NVDA: Nvidia Stock Blasts Off to Record at $3.8 Trillion as Shares Soar 63% from 2025 Low
2 min read
Key points:
- Nvidia shares clock new record
- Chip giant now most valuable company
- How much is $3.8 trillion? Math checks out
Majestic surge leads to a never-before-seen market cap. What’s driving the push? Speculation and expectations, mostly.
🏆 Most Valuable on the Planet
- Nvidia stock
NVDA soared 4.3% on Wednesday, closing at $154.31 and pushing its market cap to a record $3.77 trillion, towering above Microsoft
MSFT, at $3.66 trillion, and Apple
AAPL, at $3.01 trillion.
- With this move, Nvidia became the first company ever to reach that high-water mark in the global market cap rankings, a feat fueled by unrelenting investor demand for exposure to generative AI infrastructure.
- The Jensen Huang-led tech juggernaut is now up 63% from its 2025 low, having added more than $1.5 trillion in market value since April — the most ever added by a single company in a single quarter. That’s about $500 billion added each month, or roughly $25 billion for each cash session ($3 billion per hour).

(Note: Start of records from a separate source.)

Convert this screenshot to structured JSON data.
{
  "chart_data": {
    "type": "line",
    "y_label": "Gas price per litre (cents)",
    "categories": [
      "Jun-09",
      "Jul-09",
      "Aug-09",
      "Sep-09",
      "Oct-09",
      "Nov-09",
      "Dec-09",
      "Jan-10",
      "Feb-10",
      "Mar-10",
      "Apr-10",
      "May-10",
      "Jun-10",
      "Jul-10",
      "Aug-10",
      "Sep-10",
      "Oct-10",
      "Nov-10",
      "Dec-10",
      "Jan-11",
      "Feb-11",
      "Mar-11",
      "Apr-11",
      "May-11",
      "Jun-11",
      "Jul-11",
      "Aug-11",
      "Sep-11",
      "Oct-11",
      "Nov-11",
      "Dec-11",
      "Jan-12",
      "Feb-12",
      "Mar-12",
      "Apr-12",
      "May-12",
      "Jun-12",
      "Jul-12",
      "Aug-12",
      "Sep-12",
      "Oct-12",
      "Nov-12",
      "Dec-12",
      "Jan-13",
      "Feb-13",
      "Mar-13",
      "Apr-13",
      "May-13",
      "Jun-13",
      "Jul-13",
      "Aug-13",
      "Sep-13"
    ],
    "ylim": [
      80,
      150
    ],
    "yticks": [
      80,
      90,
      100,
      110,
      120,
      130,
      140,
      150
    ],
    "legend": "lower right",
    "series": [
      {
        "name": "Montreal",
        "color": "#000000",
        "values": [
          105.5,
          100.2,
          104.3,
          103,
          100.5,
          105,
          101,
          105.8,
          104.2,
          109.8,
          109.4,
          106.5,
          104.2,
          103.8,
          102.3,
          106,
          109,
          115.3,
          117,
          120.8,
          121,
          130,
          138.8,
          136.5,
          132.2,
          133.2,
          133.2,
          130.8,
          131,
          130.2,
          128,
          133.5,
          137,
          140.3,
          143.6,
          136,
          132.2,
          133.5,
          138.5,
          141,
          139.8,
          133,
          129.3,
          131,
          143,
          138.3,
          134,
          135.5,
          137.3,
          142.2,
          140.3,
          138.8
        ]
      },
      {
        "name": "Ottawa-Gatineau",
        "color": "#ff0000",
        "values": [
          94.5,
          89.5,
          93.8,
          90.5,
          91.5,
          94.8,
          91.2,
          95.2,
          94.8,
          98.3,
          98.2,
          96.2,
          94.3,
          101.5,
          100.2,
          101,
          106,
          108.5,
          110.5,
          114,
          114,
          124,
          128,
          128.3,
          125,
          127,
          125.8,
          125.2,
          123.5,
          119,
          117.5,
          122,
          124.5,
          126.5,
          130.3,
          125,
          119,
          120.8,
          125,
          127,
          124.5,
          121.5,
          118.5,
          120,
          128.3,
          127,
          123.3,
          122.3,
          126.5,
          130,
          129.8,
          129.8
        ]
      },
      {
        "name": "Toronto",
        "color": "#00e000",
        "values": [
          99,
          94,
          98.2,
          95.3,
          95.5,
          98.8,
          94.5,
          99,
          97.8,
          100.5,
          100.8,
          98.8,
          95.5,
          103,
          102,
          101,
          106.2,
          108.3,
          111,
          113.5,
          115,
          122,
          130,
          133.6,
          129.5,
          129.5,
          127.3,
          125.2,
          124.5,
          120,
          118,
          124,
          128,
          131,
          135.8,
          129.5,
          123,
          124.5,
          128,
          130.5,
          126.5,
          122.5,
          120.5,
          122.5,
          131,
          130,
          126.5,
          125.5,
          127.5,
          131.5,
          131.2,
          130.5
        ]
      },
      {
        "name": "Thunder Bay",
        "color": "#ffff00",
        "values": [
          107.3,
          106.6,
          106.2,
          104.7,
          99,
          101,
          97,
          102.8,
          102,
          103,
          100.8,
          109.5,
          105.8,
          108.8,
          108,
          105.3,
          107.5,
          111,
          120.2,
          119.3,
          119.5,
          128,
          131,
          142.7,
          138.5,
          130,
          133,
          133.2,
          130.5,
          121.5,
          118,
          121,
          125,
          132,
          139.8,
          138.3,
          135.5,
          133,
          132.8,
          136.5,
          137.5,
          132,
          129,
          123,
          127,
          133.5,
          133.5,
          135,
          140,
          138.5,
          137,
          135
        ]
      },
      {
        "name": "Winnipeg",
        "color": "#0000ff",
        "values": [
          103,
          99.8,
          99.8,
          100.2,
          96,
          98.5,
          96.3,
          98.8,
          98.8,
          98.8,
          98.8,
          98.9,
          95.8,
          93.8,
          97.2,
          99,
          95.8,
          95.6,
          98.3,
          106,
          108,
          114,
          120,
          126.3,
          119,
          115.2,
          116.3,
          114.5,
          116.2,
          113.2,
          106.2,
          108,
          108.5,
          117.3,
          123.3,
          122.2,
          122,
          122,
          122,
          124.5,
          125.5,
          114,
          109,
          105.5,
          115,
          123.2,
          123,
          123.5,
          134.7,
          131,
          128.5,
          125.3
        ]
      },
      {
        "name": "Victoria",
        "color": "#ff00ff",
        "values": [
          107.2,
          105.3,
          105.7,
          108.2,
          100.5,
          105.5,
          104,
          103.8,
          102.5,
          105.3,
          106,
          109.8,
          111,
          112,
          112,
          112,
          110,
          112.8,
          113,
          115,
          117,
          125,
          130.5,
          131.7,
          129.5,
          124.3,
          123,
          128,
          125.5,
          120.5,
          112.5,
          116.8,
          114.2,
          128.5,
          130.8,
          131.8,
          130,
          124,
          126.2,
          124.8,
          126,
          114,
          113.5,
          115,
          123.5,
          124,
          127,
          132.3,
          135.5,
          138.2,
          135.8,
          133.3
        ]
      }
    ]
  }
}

🍽️ What’s Feeding the Rally?
- It wasn’t exactly clear what drove those billions into the chip giant’s valuation. It’s clear, though, that Nvidia continues to dominate the AI hardware landscape, with its H100 and H200 GPUs still in short supply and seen as essential to powering everything from OpenAI’s models to Meta’s AI training clusters.
- Tech giants including Microsoft, Amazon, Meta, and Google are pouring tens of billions into AI infrastructure — and nearly every dollar runs through Nvidia's ecosystem, cementing its formidable monopoly-like position.
- Beyond chips, Nvidia’s vertically integrated stack — from CUDA software and networking to Grace Hopper superchips — makes it the vendor of choice for any serious AI player, giving it pricing power, moat, and defensibility.
🚜 $3.8 Trillion Is Nice, but $4 Trillion? Even Better.
- So how much is $3.8 trillion exactly? At nearly $3.8 trillion, Nvidia is now valued higher than the entire German DAX index, and more than double Australia’s GDP figure. At home, it’s about 7.3% of the S&P 500’s valuation ($52 trillion).
- What’s more, its forward price-to-earnings multiple reflects a market that expects multi-year growth without interruption. The next big test comes in late August, when Nvidia reports earnings and must show not just strong results (like the last time), but explosive forward guidance to justify scorching investor optimism.
- Bulls believe Nvidia is building the foundation of a new AI-driven industrial age — but bears warn the stock is priced for perfection, and even a slight guidance miss could trigger a sharp re-rating. Futures trading on Thursday was showing another 1% getting injected into Nvidia, potentially leading it to cross the $3.8 trillion handle. What’s next? $4 trillion?